Dans sa déclaration appelant à une action du Congrès, Biden s’est qualifié de « fier président pro-travailliste », un titre que ses actions récentes semblaient contredire. Bien qu’il ait certainement soutenu les syndicats dans le passé, son appel à l’action du Congrès pour approuver l’accord sans jours de maladie a soulevé la colère de plusieurs syndicats.

« L’adoption d’une législation qui exclut les congés de maladie payés ne résoudra pas les problèmes de service ferroviaire. Au contraire, cela aggravera les problèmes de la chaîne d’approvisionnement et rendra encore plus malade, exaspérera et privera les cheminots alors qu’ils continuent d’assumer le fardeau de la mauvaise gestion des chemins de fer », a écrit la Fraternité des employés de l’entretien des voies.

L’AFL-CIO, l’une des plus grandes fédérations syndicales du pays, a fait écho à cette déclaration, appelant le Congrès à approuver les congés de maladie payés dans le cadre de ses efforts.

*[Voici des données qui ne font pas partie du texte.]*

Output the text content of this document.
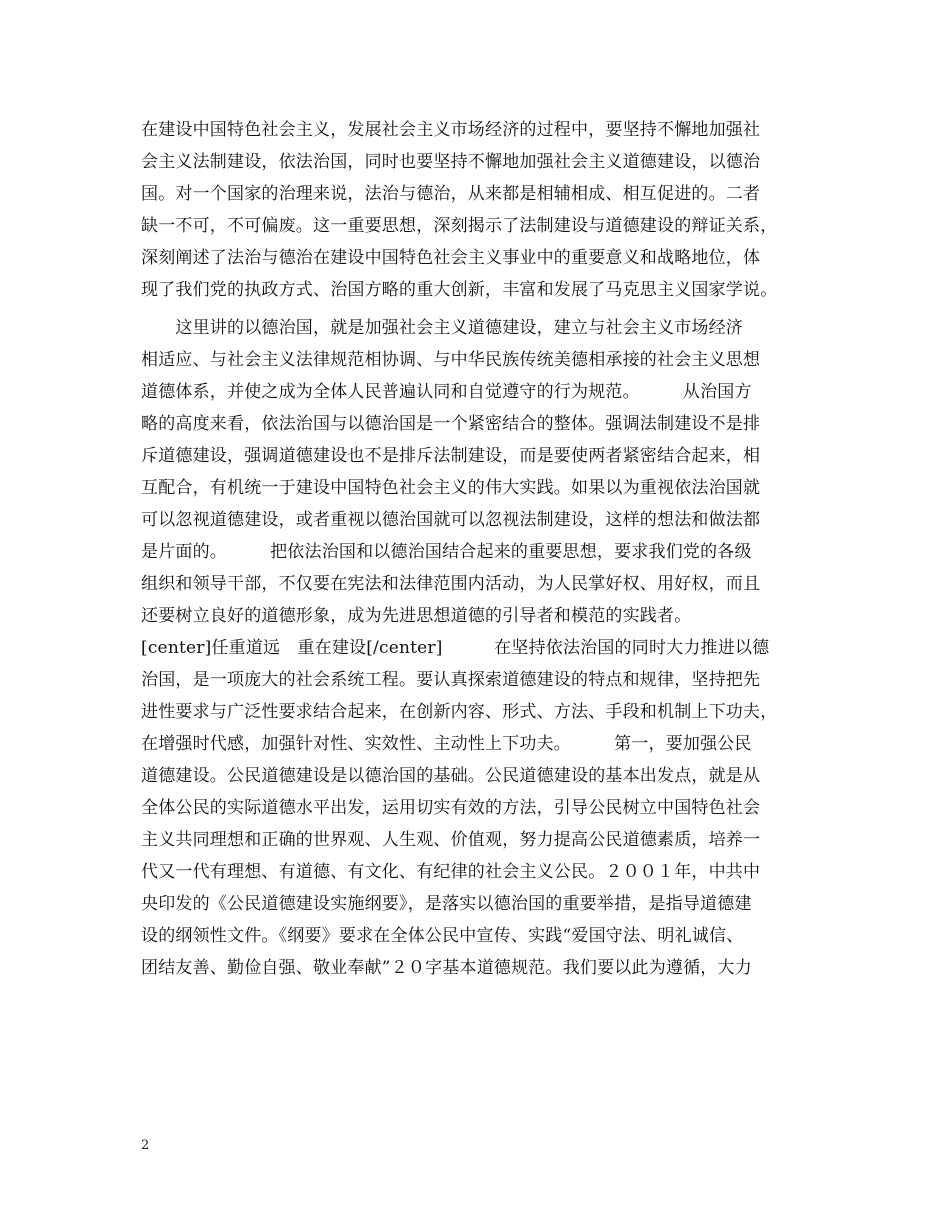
在建设中国特色社会主义，发展社会主义市场经济的过程中，要坚持不懈地加强社
会主义法制建设，依法治国，同时也要坚持不懈地加强社会主义道德建设，以德治
国。对一个国家的治理来说，法治与德治，从来都是相辅相成、相互促进的。二者
缺一不可，不可偏废。这一重要思想，深刻揭示了法制建设与道德建设的辩证关系，
深刻阐述了法治与德治在建设中国特色社会主义事业中的重要意义和战略地位，体
现了我们党的执政方式、治国方略的重大创新，丰富和发展了马克思主义国家学说。
　　这里讲的以德治国，就是加强社会主义道德建设，建立与社会主义市场经济
相适应、与社会主义法律规范相协调、与中华民族传统美德相承接的社会主义思想
道德体系，并使之成为全体人民普遍认同和自觉遵守的行为规范。　　　从治国方
略的高度来看，依法治国与以德治国是一个紧密结合的整体。强调法制建设不是排
斥道德建设，强调道德建设也不是排斥法制建设，而是要使两者紧密结合起来，相
互配合，有机统一于建设中国特色社会主义的伟大实践。如果以为重视依法治国就
可以忽视道德建设，或者重视以德治国就可以忽视法制建设，这样的想法和做法都
是片面的。　　　把依法治国和以德治国结合起来的重要思想，要求我们党的各级
组织和领导干部，不仅要在宪法和法律范围内活动，为人民掌好权、用好权，而且
还要树立良好的道德形象，成为先进思想道德的引导者和模范的实践者。
[center]任重道远　重在建设[/center]　　　在坚持依法治国的同时大力推进以德
治国，是一项庞大的社会系统工程。要认真探索道德建设的特点和规律，坚持把先
进性要求与广泛性要求结合起来，在创新内容、形式、方法、手段和机制上下功夫，
在增强时代感，加强针对性、实效性、主动性上下功夫。　　　第一，要加强公民
道德建设。公民道德建设是以德治国的基础。公民道德建设的基本出发点，就是从
全体公民的实际道德水平出发，运用切实有效的方法，引导公民树立中国特色社会
主义共同理想和正确的世界观、人生观、价值观，努力提高公民道德素质，培养一
代又一代有理想、有道德、有文化、有纪律的社会主义公民。２００１年，中共中
央印发的《公民道德建设实施纲要》，是落实以德治国的重要举措，是指导道德建
设的纲领性文件。《纲要》要求在全体公民中宣传、实践“爱国守法、明礼诚信、
团结友善、勤俭自强、敬业奉献”２０字基本道德规范。我们要以此为遵循，大力
2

“Alors que l’accord de principe négocié par les syndicats cette année incluait de nombreux gains critiques – des augmentations de salaire importantes, des plafonds sur les primes de soins de santé et la prévention de la réduction de l’équipage – il a également échoué en n’incluant pas de dispositions sur les congés de maladie payés ou les horaires équitables”, AFL-CIO a déclaré la présidente Liz Shuler dans un communiqué.

Auparavant, Biden avait souligné qu’il craignait que toute modification de l’accord existant puisse entraîner des retards et augmenter le risque de grève. Dans sa déclaration, Biden s’est fortement concentré sur l’importance des retombées économiques s’il n’y avait pas de solution à cette impasse. Plus de 750 000 personnes pourraient être sans emploi pendant la grève et le transport de nourriture, de carburant et d’autres produits pourrait s’arrêter, a-t-il noté.

Les votes des démocrates de mercredi ont marqué une tentative d’équilibrer les demandes des travailleurs avec les préoccupations concernant les effets économiques qui pourraient en résulter s’ils n’agissent pas assez rapidement pour résoudre le problème. L’examen conjoint de l’accord de septembre et des congés de maladie payés visait à résoudre une situation politiquement difficile pour le parti, car il cherchait à jongler avec des intérêts concurrents.

Mise à jour, 30 novembre, 14h : Cette histoire a été initialement publiée le 29 novembre et a été mise à jour pour inclure l’adoption de deux résolutions par la Chambre.